Hi,
I am planing on designing and making a custom inlet manifold. I have a fair idea of what I want and what I expect to have to design but want to ask
the LCB collective if any one has some good reading. For NA set up a large plenum chamber, plenty of fluid flow, dont lean chamber 1 and make chamber
4 rich. The balancing of flow can be achieved by offsetting air supply tube to trumpet ends., which on that note trumpet design I know is also
important.
The other thing I want to consider is that I want to future proof it for boost (SC approx 1 bar at a later date). My gut feeling is that this is
impossible as there are some conflicting design attributes that conflict between a NA and boosted plenum. Sizes of chamber is one that immediately
springs to mind.
So, Any sources of info. Google brings up many pics and articles but I want to read more.
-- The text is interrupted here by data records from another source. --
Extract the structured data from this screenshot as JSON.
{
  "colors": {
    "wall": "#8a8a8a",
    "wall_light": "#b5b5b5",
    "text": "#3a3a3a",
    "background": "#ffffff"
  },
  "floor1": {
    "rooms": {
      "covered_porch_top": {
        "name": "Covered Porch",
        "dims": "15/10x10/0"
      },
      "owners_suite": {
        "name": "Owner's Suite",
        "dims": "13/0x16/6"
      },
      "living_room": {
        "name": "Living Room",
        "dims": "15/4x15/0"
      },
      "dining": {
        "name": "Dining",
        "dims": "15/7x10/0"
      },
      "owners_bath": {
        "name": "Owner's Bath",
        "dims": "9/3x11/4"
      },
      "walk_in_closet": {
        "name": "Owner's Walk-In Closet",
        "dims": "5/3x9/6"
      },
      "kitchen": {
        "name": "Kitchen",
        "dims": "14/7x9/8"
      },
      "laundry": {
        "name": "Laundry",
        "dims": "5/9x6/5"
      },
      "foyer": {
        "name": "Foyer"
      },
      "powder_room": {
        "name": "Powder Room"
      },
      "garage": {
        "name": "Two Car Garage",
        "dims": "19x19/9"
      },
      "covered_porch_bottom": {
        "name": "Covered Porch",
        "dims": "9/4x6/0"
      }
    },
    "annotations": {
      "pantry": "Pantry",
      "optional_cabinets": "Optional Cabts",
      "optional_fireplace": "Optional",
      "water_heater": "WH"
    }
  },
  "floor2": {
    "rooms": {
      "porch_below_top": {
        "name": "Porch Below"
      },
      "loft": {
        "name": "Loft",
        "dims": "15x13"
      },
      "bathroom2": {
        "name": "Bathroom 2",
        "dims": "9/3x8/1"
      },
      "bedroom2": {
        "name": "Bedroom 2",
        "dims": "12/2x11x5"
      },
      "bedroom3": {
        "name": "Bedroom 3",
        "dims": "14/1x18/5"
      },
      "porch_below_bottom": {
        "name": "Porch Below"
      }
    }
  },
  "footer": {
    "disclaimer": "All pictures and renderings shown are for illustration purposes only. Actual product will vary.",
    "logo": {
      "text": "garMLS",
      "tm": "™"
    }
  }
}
PS, anyone else want one?!?!?
I think boosted manifold design really just reduces the importance of certain areas of normal manifold design, it doesn't negate their value
entirely.
Just a few uneducated thoughts...
The key points to note in my mind are that as far as I'm aware, in boosted apps, you need to pay more attention to flow distribution. You need to
look at the increased runner/port density to adjust runner length to suit if you want to maximise effect but largely the boosting will make much
bigger difference and matching off-boost sizes will give you better torque off-boost. In boosted apps, plenum size seems to make very little
difference to power gains, maybe larger will give a little throttle response delay but how noticeable given the bounds of possible sizes?
Get some approximate formulae from literature and perform a sensitivity analysis for all the variables you might change.